The real story behind today’s Spending Round
There’s one important chart that overhangs today’s Spending Round – but don’t expect to find it in anywhere in the official documents. It is this one, showing the extent to which welfare and health spending has risen as a proportion of total government spending over the past 50 years.
In 1950 health and social security payments – the bulk of the welfare state – accounted for about a fifth of total government spending in the UK. Today they account for about a half of total spending.

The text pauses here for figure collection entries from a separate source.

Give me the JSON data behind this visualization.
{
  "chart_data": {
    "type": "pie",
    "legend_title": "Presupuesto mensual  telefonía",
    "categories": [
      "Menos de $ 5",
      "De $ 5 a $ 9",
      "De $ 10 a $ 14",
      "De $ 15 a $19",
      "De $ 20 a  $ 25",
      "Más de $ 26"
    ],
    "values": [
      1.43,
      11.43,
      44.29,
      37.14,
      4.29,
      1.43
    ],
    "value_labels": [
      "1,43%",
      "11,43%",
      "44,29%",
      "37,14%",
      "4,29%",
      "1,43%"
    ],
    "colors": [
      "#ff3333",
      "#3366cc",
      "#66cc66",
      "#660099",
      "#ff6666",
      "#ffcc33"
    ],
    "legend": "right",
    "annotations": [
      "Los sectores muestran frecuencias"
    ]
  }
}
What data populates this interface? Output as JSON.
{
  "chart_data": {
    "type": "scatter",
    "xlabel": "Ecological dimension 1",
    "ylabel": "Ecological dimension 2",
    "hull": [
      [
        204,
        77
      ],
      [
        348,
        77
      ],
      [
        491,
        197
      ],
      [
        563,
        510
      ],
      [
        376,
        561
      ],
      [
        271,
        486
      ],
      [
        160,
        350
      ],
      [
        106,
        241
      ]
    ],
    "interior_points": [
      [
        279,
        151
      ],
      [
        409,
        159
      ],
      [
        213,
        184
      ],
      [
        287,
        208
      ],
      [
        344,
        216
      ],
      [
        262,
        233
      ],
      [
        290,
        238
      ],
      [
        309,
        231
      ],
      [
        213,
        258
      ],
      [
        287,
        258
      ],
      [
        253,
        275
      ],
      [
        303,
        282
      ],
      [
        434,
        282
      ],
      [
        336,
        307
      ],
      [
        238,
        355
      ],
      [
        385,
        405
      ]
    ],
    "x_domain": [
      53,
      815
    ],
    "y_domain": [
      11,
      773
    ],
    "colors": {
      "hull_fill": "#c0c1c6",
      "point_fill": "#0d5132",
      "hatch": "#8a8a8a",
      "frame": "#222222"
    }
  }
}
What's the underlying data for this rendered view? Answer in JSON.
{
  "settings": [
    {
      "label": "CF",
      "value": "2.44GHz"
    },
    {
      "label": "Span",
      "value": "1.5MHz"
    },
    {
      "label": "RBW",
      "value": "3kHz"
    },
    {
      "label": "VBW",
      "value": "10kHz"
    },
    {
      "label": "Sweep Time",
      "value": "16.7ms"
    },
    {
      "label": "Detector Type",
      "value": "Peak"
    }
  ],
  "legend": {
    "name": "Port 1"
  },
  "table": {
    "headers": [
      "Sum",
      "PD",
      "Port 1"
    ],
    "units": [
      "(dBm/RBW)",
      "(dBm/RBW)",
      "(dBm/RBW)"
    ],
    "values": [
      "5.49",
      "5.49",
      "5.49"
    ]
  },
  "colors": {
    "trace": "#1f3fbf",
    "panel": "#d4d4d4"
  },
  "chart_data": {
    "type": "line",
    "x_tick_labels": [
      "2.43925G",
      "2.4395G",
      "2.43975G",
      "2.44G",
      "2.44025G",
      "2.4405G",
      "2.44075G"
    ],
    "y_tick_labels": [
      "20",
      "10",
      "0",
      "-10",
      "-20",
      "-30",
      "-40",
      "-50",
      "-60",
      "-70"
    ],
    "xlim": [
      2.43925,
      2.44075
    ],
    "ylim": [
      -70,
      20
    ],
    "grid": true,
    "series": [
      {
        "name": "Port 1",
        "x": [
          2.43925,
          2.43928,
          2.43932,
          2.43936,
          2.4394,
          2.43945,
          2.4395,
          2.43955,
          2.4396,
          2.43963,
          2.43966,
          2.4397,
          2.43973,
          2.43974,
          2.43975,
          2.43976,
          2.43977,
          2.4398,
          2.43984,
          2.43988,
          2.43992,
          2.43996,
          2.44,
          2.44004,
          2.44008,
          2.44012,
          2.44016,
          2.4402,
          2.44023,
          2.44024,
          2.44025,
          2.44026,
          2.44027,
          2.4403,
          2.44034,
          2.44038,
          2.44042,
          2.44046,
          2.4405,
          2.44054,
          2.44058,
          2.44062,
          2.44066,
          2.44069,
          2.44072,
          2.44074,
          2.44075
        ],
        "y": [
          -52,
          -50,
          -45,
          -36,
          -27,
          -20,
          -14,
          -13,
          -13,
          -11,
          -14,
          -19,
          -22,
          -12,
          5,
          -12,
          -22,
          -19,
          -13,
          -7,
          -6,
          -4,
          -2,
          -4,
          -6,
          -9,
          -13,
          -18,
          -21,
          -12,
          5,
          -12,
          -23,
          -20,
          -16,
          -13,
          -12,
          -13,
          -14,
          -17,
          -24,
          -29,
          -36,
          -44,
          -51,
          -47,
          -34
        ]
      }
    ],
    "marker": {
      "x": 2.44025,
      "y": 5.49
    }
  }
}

Now consider the fact that the vast majority of this is either protected or simply ignored by the Spending Round, and it’s hardly a surprise that we’ve seen some brutal, double-digit cuts to various government departments (DCLG, Justice, DEFRA, DCMS) today. Quite simply, the amount of the government spending “pie” accounted for by cuttable, departments is smaller than it has ever been before – so if you want to cut some fat, there’s an ever-decreasing part of the body to cut it from.
The upshot is that the Spending Round (it’s called a “round” this year because it only deals with one year’s spending) is becoming increasingly irrelevant. In technical terms it is supposed only to deal with so-called Departmental Expenditure. In practice, what desperately needs reform is every other part of Government spending.
And you can detect Number 11’s frustration with this from today’s measures. In economic terms, the most significant policies have nothing to do with how much money Theresa May or Vince Cable have managed to safeguard, and everything to do with trying to bring the welfare state back under control.
The most eye-catching of these is the new Welfare Cap, which will kick in from April 2015. In essence, it does for welfare spending what the inflation target is supposed to do for the Bank of England, providing a cap which the Government must try to keep below for spending on certain parts of the welfare bill. State pensions are excluded, though the Treasury argues that these are being reformed separately anyway, through measures including raising the retirement age. There will be a cash figure the Government has to try to keep below, and it will be forced to explain itself to Parliament if it exceeds it. The cap will be “enforced” by the Office for Budget Responsibility, though it won’t have any “teeth” to do anything about it.
Meanwhile, the Round also quietly moves towards integrating health and long-term care – a reform designed not merely to streamline the two (often combative) parts of the welfare state but, again, to try to bring their spending under control. That, after all, is what you need to do if you take that chart above seriously. There’s not much the Government can do about other “uncontrolled” costs like debt interest (lower interest rates helped save the Chancellor money this time around – higher rates are likely to cost him more in the future), which leaves health and welfare.
Clearly today’s Welfare Cap tackles one of those, but is it the right one? OECD research shows that while Britain’s spending on public services in general and health in particular is greater than in most other developed nations, the UK is already one of the less generous when it comes to cash benefits (eg unemployment insurance, disability benefit and all the other stuff we’d traditionally call welfare).
The implication is that cutting welfare payments much further could be far more painful and far less beneficial than cutting spending on healthcare.
Of course, health cuts aren’t possible until the coalition agreement protecting NHS spending expires. But the inexorable logic of the above is that this protection surely looks vulnerable beyond the next election.